Agreed, that's what I was saying, too.

But, the argument that we shouldn't have minion mechanics because it's morally wrong? Uhh, no, I'm not buying that one, like at all. Not even a little. Never minding that you can have construct minions or demonic minions or undead minions, all of which you can make a fairly solid argument that there is zero morality involved in destroying any of them, the rabbit hole of "killing is immoral" is not one that is going to be settled by D&D alignment.
It looks like you've missed the many posts of discussion that have covered all this.

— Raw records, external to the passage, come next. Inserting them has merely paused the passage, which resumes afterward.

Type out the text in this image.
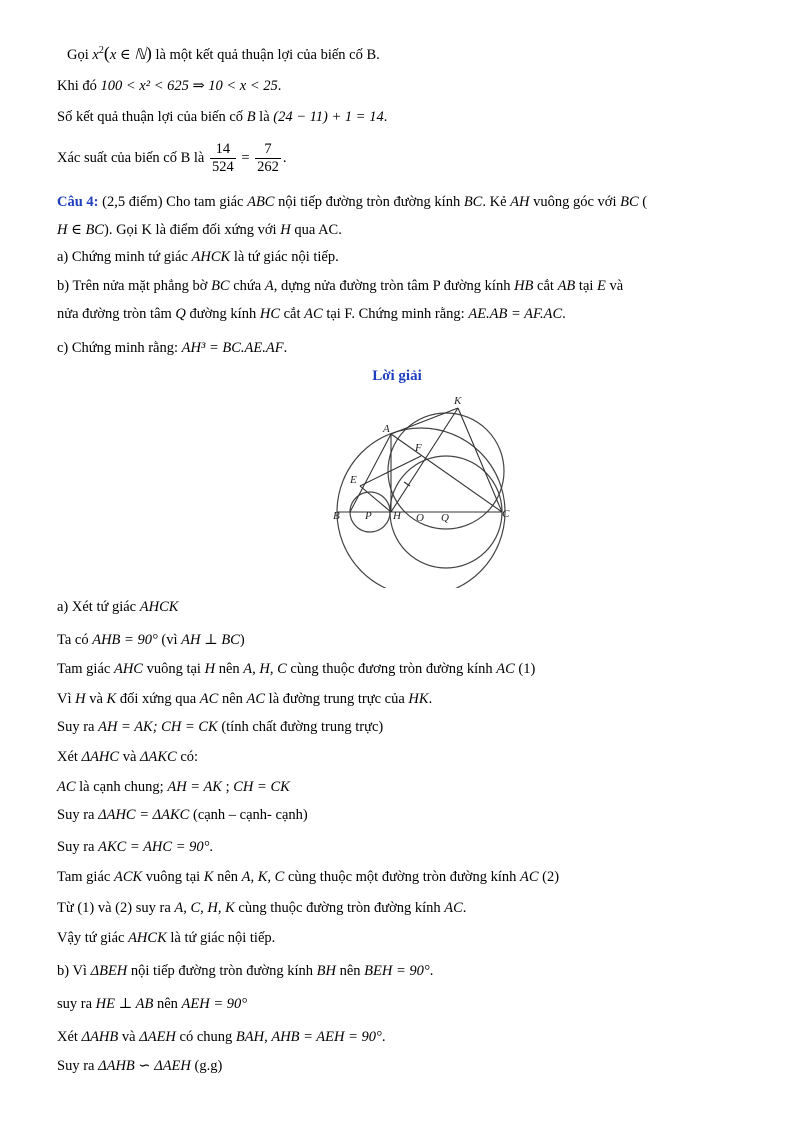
Gọi $x^2(x$ ∈ ℕ) là một kết quả thuận lợi của biến cố B.
Khi đó 100 < x² < 625 ⇒ 10 < x < 25.
Số kết quả thuận lợi của biến cố B là (24 − 11) + 1 = 14.
Xác suất của biến cố B là $\frac{14}{524} = \frac{7}{262}$ .
Câu 4: (2,5 điểm) Cho tam giác ABC nội tiếp đường tròn đường kính BC. Kẻ AH vuông góc với BC (
H ∈ BC). Gọi K là điểm đối xứng với H qua AC.
a) Chứng minh tứ giác AHCK là tứ giác nội tiếp.
b) Trên nửa mặt phẳng bờ BC chứa A, dựng nửa đường tròn tâm P đường kính HB cắt AB tại E và
nửa đường tròn tâm Q đường kính HC cắt AC tại F. Chứng minh rằng: AE.AB = AF.AC.
c) Chứng minh rằng: AH³ = BC.AE.AF.
Lời giải
K
A
F
E
B P H O Q	C
a) Xét tứ giác AHCK
Ta có AHB = 90° (vì AH ⊥ BC)
Tam giác AHC vuông tại H nên A, H, C cùng thuộc đương tròn đường kính AC (1)
Vì H và K đối xứng qua AC nên AC là đường trung trực của HK.
Suy ra AH = AK; CH = CK (tính chất đường trung trực)
Xét ΔAHC và ΔAKC có:
AC là cạnh chung; AH = AK ; CH = CK
Suy ra ΔAHC = ΔAKC (cạnh – cạnh- cạnh)
Suy ra AKC = AHC = 90°.
Tam giác ACK vuông tại K nên A, K, C cùng thuộc một đường tròn đường kính AC (2)
Từ (1) và (2) suy ra A, C, H, K cùng thuộc đường tròn đường kính AC.
Vậy tứ giác AHCK là tứ giác nội tiếp.
b) Vì ΔBEH nội tiếp đường tròn đường kính BH nên BEH = 90°.
suy ra HE ⊥ AB nên AEH = 90°
Xét ΔAHB và ΔAEH có chung BAH, AHB = AEH = 90°.
Suy ra ΔAHB ∽ ΔAEH (g.g)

Either killing is evil, so, killing ANYTHING is evil, so minion or not minion doesn't really matter, or morality is more nuanced and we cannot make blanket absolutist statements, in which case minion or not minion doesn't really matter since it's going to depend on so many other factors that how many HP a monster has is so far down the list of criteria that it might as well not exist at all.
It does seem right to say that I see different game mechanisms and narratives of violence in differing lights. It sounds like you don't. I'd be surprised if we can make any more ground than that.